Sep 4 2001
From The Space Library
The National Academy of Sciences released a report criticizing a White House proposal directing NASA to assume responsibility for research in astronomy and astrophysics managed by the National Science Foundation (NSF). The White House had made the proposal as a cost-reduction measure in its proposed budget for FY 2002. At the request of NASA and the NSF, a National Research Council (NRC) panel had assessed the proposal and concluded that NASA should not assume this responsibility. According to the panel, the NSF’s relations with the academic community and its commitments to investigator-initiated and interdisciplinary research made the NSF better suited than NASA to sponsor ground-based astronomy and astrophysics research. The panel also concluded that the federal government could maximize the benefits of astronomy and astrophysics research by creating an interagency astronomy and astrophysics planning board to develop an integrated research strategy.
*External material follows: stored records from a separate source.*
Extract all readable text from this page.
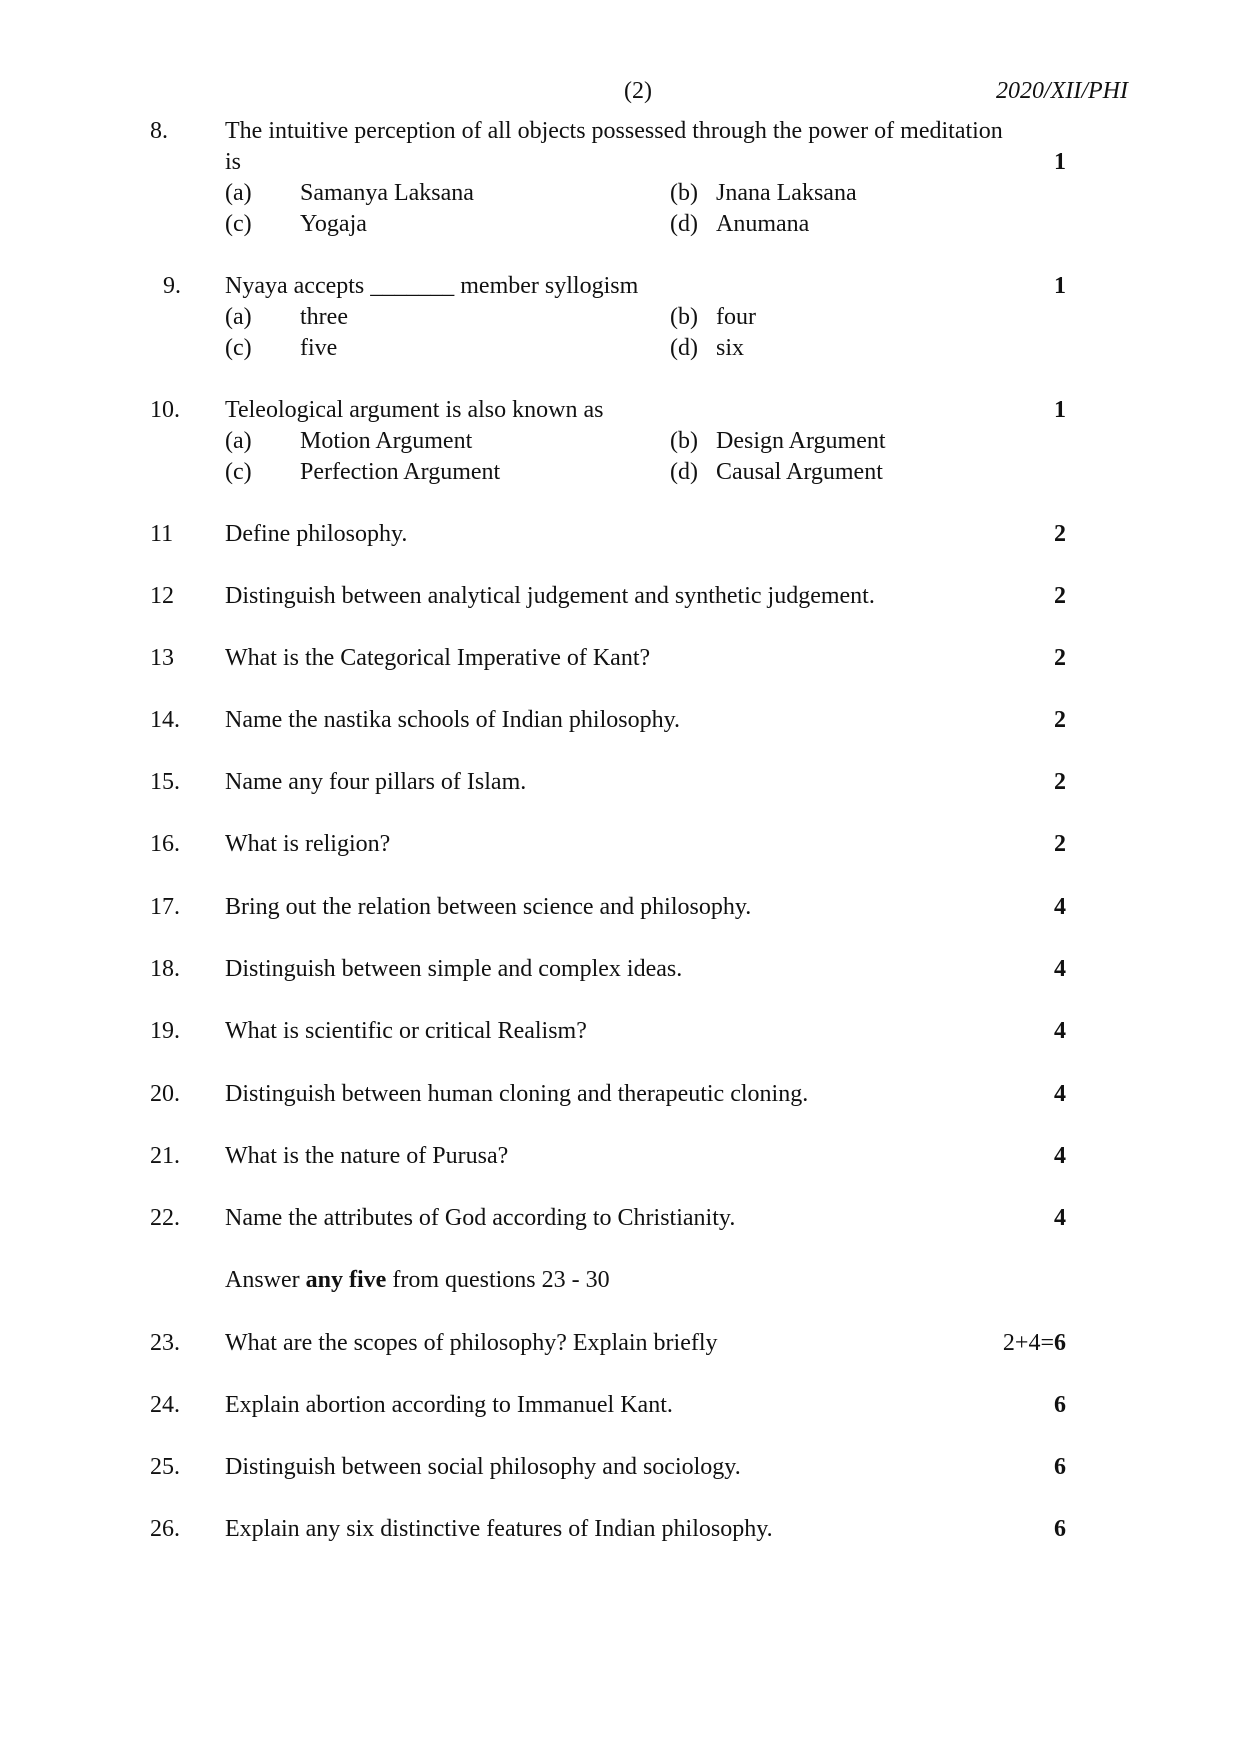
(2)	2020/XII/PHI
8. The intuitive perception of all objects possessed through the power of meditation is	1
(a) Samanya Laksana	(b) Jnana Laksana
(c) Yogaja	(d) Anumana
9. Nyaya accepts _______ member syllogism	1
(a) three	(b) four
(c) five	(d) six
10. Teleological argument is also known as	1
(a) Motion Argument	(b) Design Argument
(c) Perfection Argument	(d) Causal Argument
11 Define philosophy.	2
12 Distinguish between analytical judgement and synthetic judgement.	2
13 What is the Categorical Imperative of Kant?	2
14. Name the nastika schools of Indian philosophy.	2
15. Name any four pillars of Islam.	2
16. What is religion?	2
17. Bring out the relation between science and philosophy.	4
18. Distinguish between simple and complex ideas.	4
19. What is scientific or critical Realism?	4
20. Distinguish between human cloning and therapeutic cloning.	4
21. What is the nature of Purusa?	4
22. Name the attributes of God according to Christianity.	4
Answer any five from questions 23 - 30
23. What are the scopes of philosophy? Explain briefly	2+4=6
24. Explain abortion according to Immanuel Kant.	6
25. Distinguish between social philosophy and sociology.	6
26. Explain any six distinctive features of Indian philosophy.	6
The NRC panel’s report suggested that such a strategy should include ways of supporting ground- and space-based facilities and missions, and that NASA and the NSF should create formal mechanisms to implement the planning board’s recommendations. (NRC, U.S. Astronomy and Astrophysics: Managing an Integrated Program (Washington, DC: National Academy Press, 2001); James Glanz, “Report Warns Against Plan for Changes in Astronomy,” New York Times, 5 September 2001.)